Arthur, a Fellow of the Chartered Institute of Shipbrokers, surrounded himself in both his home and his working environment with beautiful ship models and marine paintings, but the abiding source of inspiration for him came from the sea itself, and he ensured that it was always within view.

He built himself a studio in his house in Kilcreggan which looked out over the pier and the Firth of Clyde, and, in his later years, he was able to indulge his passion for painting ships and the ever changing moods of sea and sky.

Though friends and discerning art lovers appreciated the natural talent in this self-taught artist, Arthur Turner continued to paint purely for his own enjoyment and remained unassuming and uncompetitive about the results.

He did not exhibit in galleries, but preferred to give his paintings away to friends and family.

It appears that his artistic talent has been inherited by his son Harry and grandson Marc, both of whom became professional photographers.

Thirty years after Arthur Turner’s death in 1970 at the age of 70, his son and grandson traced and displayed over forty of his paintings for an exhibition mounted in the appropriately nautical setting of the SV Glenlee in Glasgow Harbour.

Setting up the exhibition was an emotional experience for them, which brought them in contact with paintings and grateful recipients whom they barely knew, and revealed hidden aspects of a man who was better known as “the man who scrapped 1,000 ships” than as an artist.

Turner-statues He and his wife Katalina, known as Kay, had another special interest.

In their sloping landscaped garden they had an extensive collection of stones and statues, spotted on their many travels and brought to their home. Some dated back to ancient Greece.

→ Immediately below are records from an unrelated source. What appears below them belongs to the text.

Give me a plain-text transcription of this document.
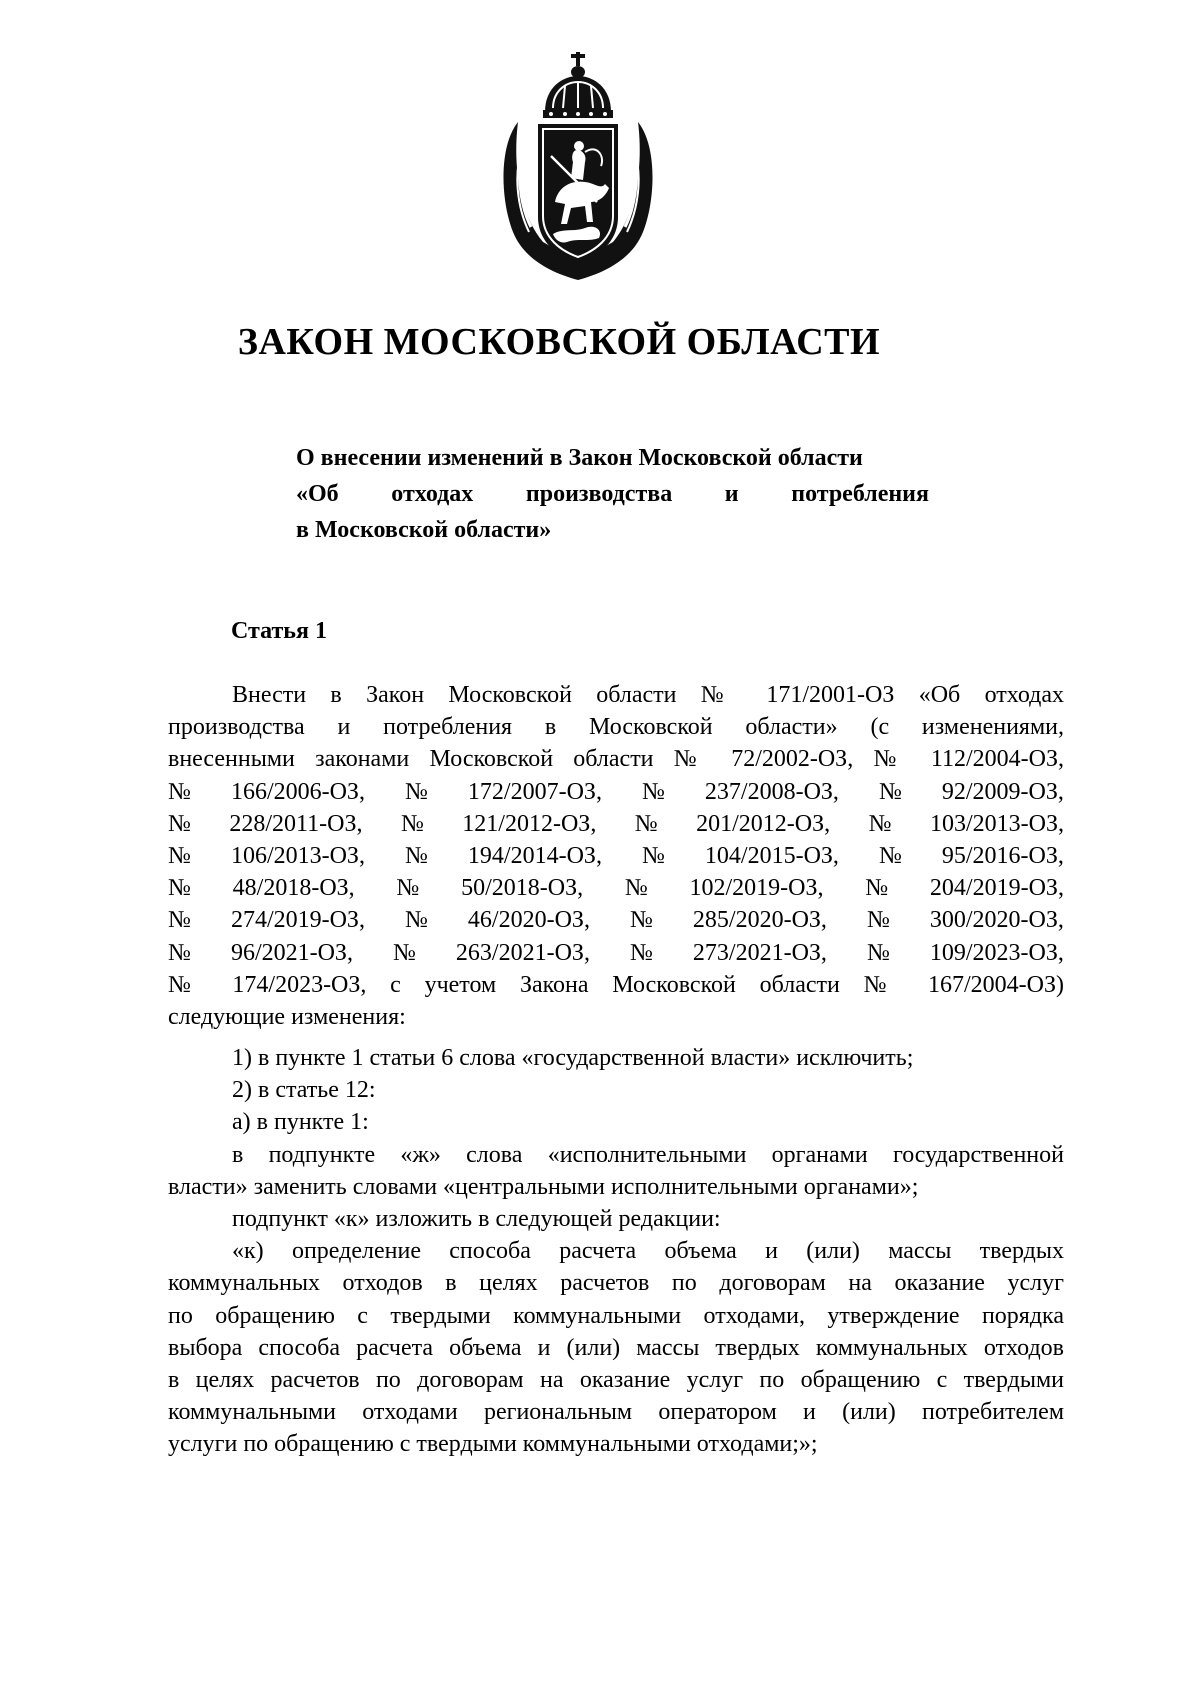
ЗАКОН МОСКОВСКОЙ ОБЛАСТИ
О внесении изменений в Закон Московской области
«Об отходах производства и потребления
в Московской области»
Статья 1
Внести в Закон Московской области № 171/2001-ОЗ «Об отходах
производства и потребления в Московской области» (с изменениями,
внесенными законами Московской области № 72/2002-ОЗ, № 112/2004-ОЗ,
№ 166/2006-ОЗ, № 172/2007-ОЗ, № 237/2008-ОЗ, № 92/2009-ОЗ,
№ 228/2011-ОЗ, № 121/2012-ОЗ, № 201/2012-ОЗ, № 103/2013-ОЗ,
№ 106/2013-ОЗ, № 194/2014-ОЗ, № 104/2015-ОЗ, № 95/2016-ОЗ,
№ 48/2018-ОЗ, № 50/2018-ОЗ, № 102/2019-ОЗ, № 204/2019-ОЗ,
№ 274/2019-ОЗ, № 46/2020-ОЗ, № 285/2020-ОЗ, № 300/2020-ОЗ,
№ 96/2021-ОЗ, № 263/2021-ОЗ, № 273/2021-ОЗ, № 109/2023-ОЗ,
№ 174/2023-ОЗ, с учетом Закона Московской области № 167/2004-ОЗ)
следующие изменения:
1) в пункте 1 статьи 6 слова «государственной власти» исключить;
2) в статье 12:
а) в пункте 1:
в подпункте «ж» слова «исполнительными органами государственной
власти» заменить словами «центральными исполнительными органами»;
подпункт «к» изложить в следующей редакции:
«к) определение способа расчета объема и (или) массы твердых
коммунальных отходов в целях расчетов по договорам на оказание услуг
по обращению с твердыми коммунальными отходами, утверждение порядка
выбора способа расчета объема и (или) массы твердых коммунальных отходов
в целях расчетов по договорам на оказание услуг по обращению с твердыми
коммунальными отходами региональным оператором и (или) потребителем
услуги по обращению с твердыми коммунальными отходами;»;
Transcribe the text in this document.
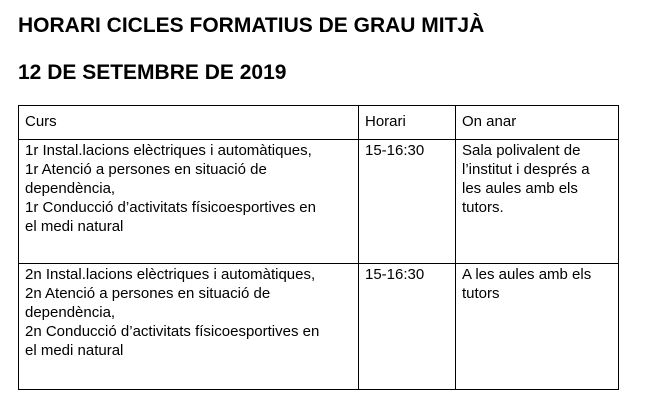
HORARI CICLES FORMATIUS DE GRAU MITJÀ
12 DE SETEMBRE DE 2019
Curs	Horari	On anar

1r Instal.lacions elèctriques i automàtiques,
1r Atenció a persones en situació de
dependència,
1r Conducció d’activitats físicoesportives en
el medi natural	15-16:30	Sala polivalent de l’institut i després a les aules amb els tutors.

2n Instal.lacions elèctriques i automàtiques,
2n Atenció a persones en situació de
dependència,
2n Conducció d’activitats físicoesportives en
el medi natural	15-16:30	A les aules amb els tutors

An article in the Helensburgh Advertiser, published in the late 1960s, noted that the garden contained many ancient and interesting stone relics, and continued: “These have been worked in to blend beautifully in the general layout of their house and its surroundings.

“Only last week Mr Turner acquired another fine specimen for his unique collection. The demolition of part of Glasgow's Rotten Row, near where the university once stood, brought to light a beautifully carved 17th century stone which will soon be preserved for posterity in his garden."

One of his saddest moments came in 1964 when he discovered that vandals had attacked this collection, knocking over and attempting to smash eight of the statues — each weighing over half a ton.

What happened to the stone collection and what else it contained is not known. If any reader can help, please email the Heritage Trust This email address is being protected from spambots. You need JavaScript enabled to view it..

Mrs Turner was born in Bootle and lived in Dalmuir for a time before the couple moved to the peninsula in the early 1930s. She founded the local branch of the British Sailors Society Guild in 1953, she embroidered for church funds, and she was a member of Cove and Kilcreggan Drama Group for over 20 years, acting in some of their productions.

She was an active member of the now disbanded Peninsula Electro-Cardiogram Committee which raised money for and purchased an electro-cardiogram and other medical equipment for Kilcreggan Health Centre. She died in her sleep at her home at the age of 65, a year after her husband.